Prefiro o conceito associado à promoção da vida saudável e do envelhecimento ativo. É fundamental promover a saúde todos os dias da nossa vida, de maneira holística e em harmonia com o meio físico e social que nos rodeia; garantindo assim que quando chegamos a idade mais avançada somos saudáveis, continuamos plenamente ativos, integrados e comprometidos com a vida. Estou convencido que os cidadãos devidamente educados para a cidadania, a cultura e o respeito pela vida e pelo ambiente estarão melhor preparados para tomar as decisões certas que protegem a sua saúde e lhes podem oferecer uma vida longeva e saudável.
Entrevista Nota 10 - Por que os estudantes de medicina devem ter interesse em estudar sobre envelhecimento?
João Malva - Os estudantes de medicina de hoje irão tratar da saúde dos nossos cidadãos de amanhã.

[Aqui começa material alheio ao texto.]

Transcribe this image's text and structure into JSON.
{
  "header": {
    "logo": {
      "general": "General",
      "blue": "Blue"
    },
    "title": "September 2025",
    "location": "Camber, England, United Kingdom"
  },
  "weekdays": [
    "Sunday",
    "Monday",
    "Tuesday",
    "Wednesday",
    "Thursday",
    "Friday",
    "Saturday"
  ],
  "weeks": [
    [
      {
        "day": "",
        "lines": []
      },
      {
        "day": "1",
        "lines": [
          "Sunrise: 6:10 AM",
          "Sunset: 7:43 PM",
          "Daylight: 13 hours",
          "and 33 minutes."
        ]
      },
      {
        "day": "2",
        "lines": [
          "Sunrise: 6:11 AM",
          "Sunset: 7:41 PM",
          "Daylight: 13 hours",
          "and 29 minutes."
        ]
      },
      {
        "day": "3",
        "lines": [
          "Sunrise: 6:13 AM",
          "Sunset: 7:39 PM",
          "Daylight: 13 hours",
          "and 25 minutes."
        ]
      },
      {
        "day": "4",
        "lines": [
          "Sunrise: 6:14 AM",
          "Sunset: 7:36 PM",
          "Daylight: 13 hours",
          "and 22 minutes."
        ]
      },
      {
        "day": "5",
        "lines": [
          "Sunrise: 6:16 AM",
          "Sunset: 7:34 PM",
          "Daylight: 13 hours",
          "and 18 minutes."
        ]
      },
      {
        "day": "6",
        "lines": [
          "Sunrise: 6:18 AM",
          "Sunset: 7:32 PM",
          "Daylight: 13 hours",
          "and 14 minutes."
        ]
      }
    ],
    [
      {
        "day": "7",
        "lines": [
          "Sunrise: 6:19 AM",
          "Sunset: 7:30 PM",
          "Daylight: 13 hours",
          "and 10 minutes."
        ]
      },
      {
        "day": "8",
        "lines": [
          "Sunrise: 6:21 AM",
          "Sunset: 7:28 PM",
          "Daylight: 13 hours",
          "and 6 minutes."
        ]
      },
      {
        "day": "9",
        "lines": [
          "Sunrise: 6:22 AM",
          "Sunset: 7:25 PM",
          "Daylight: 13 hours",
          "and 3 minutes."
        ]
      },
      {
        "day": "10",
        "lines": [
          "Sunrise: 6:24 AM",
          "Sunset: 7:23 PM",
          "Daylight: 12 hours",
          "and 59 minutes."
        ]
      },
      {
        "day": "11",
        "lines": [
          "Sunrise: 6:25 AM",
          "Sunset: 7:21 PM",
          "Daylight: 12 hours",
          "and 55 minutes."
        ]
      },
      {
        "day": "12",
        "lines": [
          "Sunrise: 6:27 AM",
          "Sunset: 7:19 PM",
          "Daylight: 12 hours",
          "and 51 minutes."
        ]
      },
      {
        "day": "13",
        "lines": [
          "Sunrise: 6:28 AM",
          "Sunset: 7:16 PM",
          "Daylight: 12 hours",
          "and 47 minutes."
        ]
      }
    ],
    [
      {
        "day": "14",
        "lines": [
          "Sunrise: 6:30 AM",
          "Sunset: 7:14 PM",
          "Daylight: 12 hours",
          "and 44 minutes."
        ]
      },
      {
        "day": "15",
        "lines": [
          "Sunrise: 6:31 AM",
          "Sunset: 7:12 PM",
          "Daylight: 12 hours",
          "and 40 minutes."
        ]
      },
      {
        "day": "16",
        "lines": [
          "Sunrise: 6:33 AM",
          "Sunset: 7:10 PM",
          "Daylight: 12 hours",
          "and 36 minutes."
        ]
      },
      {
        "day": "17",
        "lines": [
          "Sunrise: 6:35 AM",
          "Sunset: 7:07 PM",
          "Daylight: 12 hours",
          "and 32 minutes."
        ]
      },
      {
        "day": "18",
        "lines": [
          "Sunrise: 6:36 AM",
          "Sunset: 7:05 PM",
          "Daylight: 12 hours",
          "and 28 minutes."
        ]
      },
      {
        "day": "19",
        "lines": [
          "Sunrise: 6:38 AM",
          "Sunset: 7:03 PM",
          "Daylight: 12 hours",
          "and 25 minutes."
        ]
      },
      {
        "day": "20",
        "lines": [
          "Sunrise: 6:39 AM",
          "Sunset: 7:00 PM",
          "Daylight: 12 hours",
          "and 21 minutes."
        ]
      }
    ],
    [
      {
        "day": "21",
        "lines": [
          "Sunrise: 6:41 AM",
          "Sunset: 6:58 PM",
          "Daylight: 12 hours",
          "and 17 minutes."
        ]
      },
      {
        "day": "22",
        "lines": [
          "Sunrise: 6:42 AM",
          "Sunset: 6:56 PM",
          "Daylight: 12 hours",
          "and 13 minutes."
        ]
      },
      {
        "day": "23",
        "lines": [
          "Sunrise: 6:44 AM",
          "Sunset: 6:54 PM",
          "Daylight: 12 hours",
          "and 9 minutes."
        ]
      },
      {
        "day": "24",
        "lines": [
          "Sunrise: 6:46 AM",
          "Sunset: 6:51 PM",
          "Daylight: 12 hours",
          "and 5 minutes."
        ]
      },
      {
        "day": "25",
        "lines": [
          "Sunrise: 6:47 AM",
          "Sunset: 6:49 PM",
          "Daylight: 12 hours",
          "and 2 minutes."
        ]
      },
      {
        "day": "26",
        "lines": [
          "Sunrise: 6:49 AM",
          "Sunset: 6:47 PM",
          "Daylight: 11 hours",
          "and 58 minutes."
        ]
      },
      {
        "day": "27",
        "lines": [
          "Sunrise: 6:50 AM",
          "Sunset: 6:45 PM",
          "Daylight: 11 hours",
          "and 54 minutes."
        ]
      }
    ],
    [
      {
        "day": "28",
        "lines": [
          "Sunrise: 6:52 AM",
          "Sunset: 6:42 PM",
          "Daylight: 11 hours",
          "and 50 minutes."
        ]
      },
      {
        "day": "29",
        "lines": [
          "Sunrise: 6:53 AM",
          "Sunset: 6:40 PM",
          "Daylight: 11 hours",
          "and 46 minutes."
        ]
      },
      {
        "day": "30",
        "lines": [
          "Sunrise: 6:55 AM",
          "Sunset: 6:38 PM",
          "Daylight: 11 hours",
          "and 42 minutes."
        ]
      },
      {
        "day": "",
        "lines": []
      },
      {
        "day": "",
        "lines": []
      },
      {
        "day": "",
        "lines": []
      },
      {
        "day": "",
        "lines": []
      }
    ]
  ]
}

É importante considerar as questões que abordei e que se prendem, com as alterações demográficas, o envelhecimento das populações, a prevalência das doenças crónicas relacionadas com o envelhecimento e a necessidade de alterarmos o paradigma médico da reação para a prevenção.
Os médicos de amanhã deverão ser conselheiros de saúde, deverão estar preparados para o diagnóstico precoce da doença e para o tratamento atempado da doença. A complexidade das múltiplas condições crônicas de doença deve passar a ser a exceção e não a regra. Só esta alteração de visão nos pode permitir assegurar a viabilidade económica das redes de apoio social e de saúde, acessíveis a todos os cidadãos.
Os futuros médicos serão, sem dúvida, os melhores embaixadores desta revolução e o garante da sua prática.